The data Catalog files list all the cataloged folders and files from every connected file system. Any root folder will have multiple subfolders and files in it. You can select a cataloged folder or a file to build the metadata around it. You can associate files with tags, and terms, you can author business descriptions, add source and target lineage, and add a reference to multiple data objects. This search option gives the list of each file and its unique File location. You can select a file or a folder to view its contents. OvalEdge supports file systems such as comma-separated value(.csv), Microsoft Excel (.xlsx), JSON, JSON (deeply nested), and pipe-delimited value, AVRO and Parquet files.
File |
Description |
---|---|
Type |
The Data Catalog Files consist of Folders and Files. Folders may have one or more folders or files in them. Depending on the file type (FILE or FOLDER), it will filter the results accordingly. |
File System |
Displays the connection name of the File. |
File Name |
Displays the name of the File. |
File Location |
Displays the location of the File. |
Access Cart |
Add to access cart icon will add the file object to the access cart. |
Tags |
Display the Tags assigned to the database object. The Tags field is editable; hover over a specific tag field to see an edit icon. Click on the edit icon to edit and assign tags to the object. |
Term |
Displays the Terms assigned to the database object. The Terms field is editable; hover over a specific tag field to see an edit icon. Click on the edit icon to edit, assign, or remove tags to the object. |
Remote Tags |
Displays the Remote Tags added to the File. |
Business Description |
Displays the business description added to the database object. It is editable; click on the edit icon to edit the description. |
Technical Description |
Displays the Technical Description added to the database object. It is editable; click on the edit icon to edit the description. |
Metadata |
Displays the Metadata information added. |
Created Date |
Displays the date on which the File is created. |
Last Modified Date |
Displays the last modified Date & Time of the File. |
Popularity |
It displays the count of the number of times users have interacted with this data object by viewing, endorsing, commenting, adding tags, or querying it. |
Steward |
Displays the name of the steward. |
Custodian |
Displays the name of the custodian. |
Owner |
Displays the name of the owner. |
Certification |
You can certify an object with Certify/Caution/Violation/Inactive/ None options. |
Folders
When a folder is selected, the OvalEdge data catalog provides the folder statistics, and when a file is selected the OvalEdge data catalog provides the file statistics. When you select a folder, the detail page has a similar layout to the database objects in the data catalog module. The File page is further divided into Summary, Sub Files, Data, Cataloged Files, Lineage, and References.
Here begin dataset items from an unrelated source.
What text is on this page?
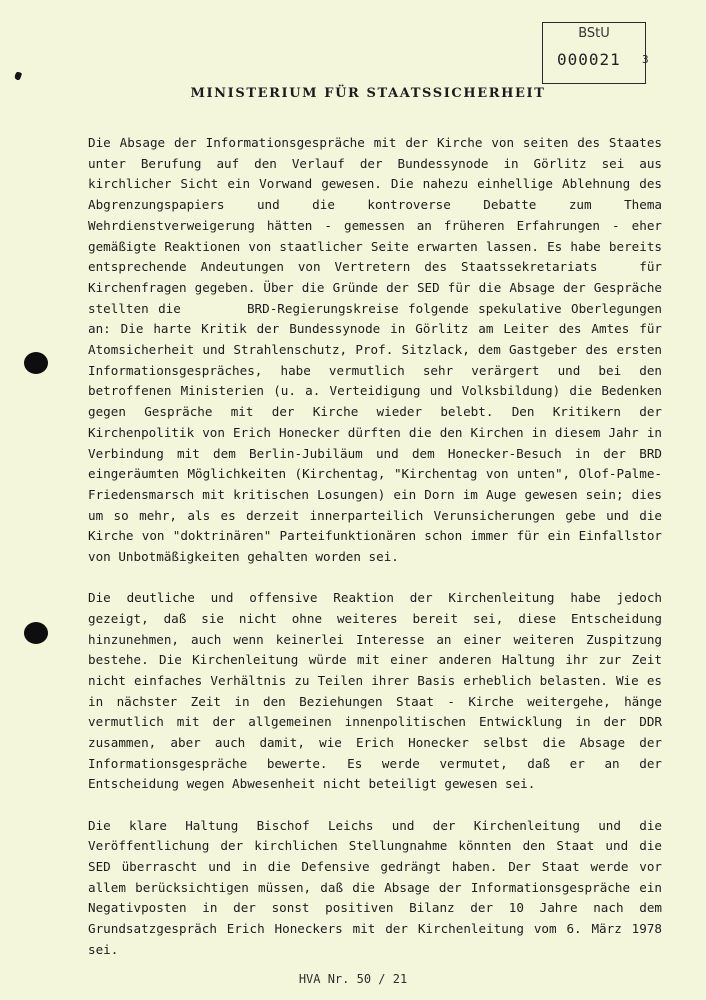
BStU
000021 3
MINISTERIUM FÜR STAATSSICHERHEIT

Die Absage der Informationsgespräche mit der Kirche von seiten des Staates unter Berufung auf den Verlauf der Bundessynode in Görlitz sei aus kirchlicher Sicht ein Vorwand gewesen. Die nahezu einhellige Ablehnung des Abgrenzungspapiers und die kontroverse Debatte zum Thema Wehrdienstverweigerung hätten - gemessen an früheren Erfahrungen - eher gemäßigte Reaktionen von staatlicher Seite erwarten lassen. Es habe bereits entsprechende Andeutungen von Vertretern des Staatssekretariats   für Kirchenfragen gegeben. Über die Gründe der SED für die Absage der Gespräche stellten die       BRD-Regierungskreise folgende spekulative Oberlegungen an: Die harte Kritik der Bundessynode in Görlitz am Leiter des Amtes für Atomsicherheit und Strahlenschutz, Prof. Sitzlack, dem Gastgeber des ersten Informationsgespräches, habe vermutlich sehr verärgert und bei den betroffenen Ministerien (u. a. Verteidigung und Volksbildung) die Bedenken gegen Gespräche mit der Kirche wieder belebt. Den Kritikern der Kirchenpolitik von Erich Honecker dürften die den Kirchen in diesem Jahr in Verbindung mit dem Berlin-Jubiläum und dem Honecker-Besuch in der BRD eingeräumten Möglichkeiten (Kirchentag, "Kirchentag von unten", Olof-Palme-Friedensmarsch mit kritischen Losungen) ein Dorn im Auge gewesen sein; dies um so mehr, als es derzeit innerparteilich Verunsicherungen gebe und die Kirche von "doktrinären" Parteifunktionären schon immer für ein Einfallstor von Unbotmäßigkeiten gehalten worden sei.

Die deutliche und offensive Reaktion der Kirchenleitung habe jedoch gezeigt, daß sie nicht ohne weiteres bereit sei, diese Entscheidung hinzunehmen, auch wenn keinerlei Interesse an einer weiteren Zuspitzung bestehe. Die Kirchenleitung würde mit einer anderen Haltung ihr zur Zeit nicht einfaches Verhältnis zu Teilen ihrer Basis erheblich belasten. Wie es in nächster Zeit in den Beziehungen Staat - Kirche weitergehe, hänge vermutlich mit der allgemeinen innenpolitischen Entwicklung in der DDR zusammen, aber auch damit, wie Erich Honecker selbst die Absage der Informationsgespräche bewerte. Es werde vermutet, daß er an der Entscheidung wegen Abwesenheit nicht beteiligt gewesen sei.

Die klare Haltung Bischof Leichs und der Kirchenleitung und die Veröffentlichung der kirchlichen Stellungnahme könnten den Staat und die SED überrascht und in die Defensive gedrängt haben. Der Staat werde vor allem berücksichtigen müssen, daß die Absage der Informationsgespräche ein Negativposten in der sonst positiven Bilanz der 10 Jahre nach dem Grundsatzgespräch Erich Honeckers mit der Kirchenleitung vom 6. März 1978 sei.

HVA Nr. 50 / 21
Based on the type of file selection, the following tabs are displayed:
- Based on the folder, the cataloged files tab is displayed.
- Based on the data file (.csv) data tab is displayed.
- Based on the type of data files, the subfile details are displayed for the files such as XLS and XLSX.
Folder Summary
The Folder summary provides all the meta-data information and statistical details of a specific folder The metadata includes descriptive information about the data, such as Folder Title, Business Description, Technical description, Tags and Terms added Permissions, when and how the data object is created, and the creator. The statistical data fetches and displays the parameters related to the File or Folder, including Row count, Column count, Service request count, Access, Quality Index, Popularity, Profiled, Profile Date, Importance, Size, and other modification details such as Last Catalog date, Last populated date, Last modified date, Certified date and other information such as Profile Status, Type, and Dashboard.
Catalog Files
Lists all the files and folders cataloged with the selected folder. The Cataloged Files tab provides the list of folders from the connection. It will catalog at the Folder level and sub-folder level.
Cataloged Files |
Description |
---|---|
Position |
It shows the position of the file available in the folder |
Type |
File type describes the type of a File or Folder |
File Name |
Name of a file |
Description |
Short description of a file |
Extension |
Extension of a file such as CSV |
Status |
Sample |
Row count |
The total number rows count is displayed |
Dashboard |
DQR score with dimension |
Lineage
The source and the target lineage of the folder selected. Data Lineage is a visual representation that helps view the origin of the data, describes the path, and shows how it reaches the target and all the transformations it undergoes in its lifecycle. The lineage of a file showcases the upstream and Downstream objects associated with a single File object. It provides the ability to track, understand, record, and visualize the data transformation along with its path from source to destination.
References
File References lists all references made to the File from other data objects (Database Tables or File itself) in the application. The benefit of having solid reference data is that you can confidently drill into subsets of your data to gain business insights.
Files
Data Catalog Files also have the option to look for files. You can select the Type filter to search a file type and click on a particular file.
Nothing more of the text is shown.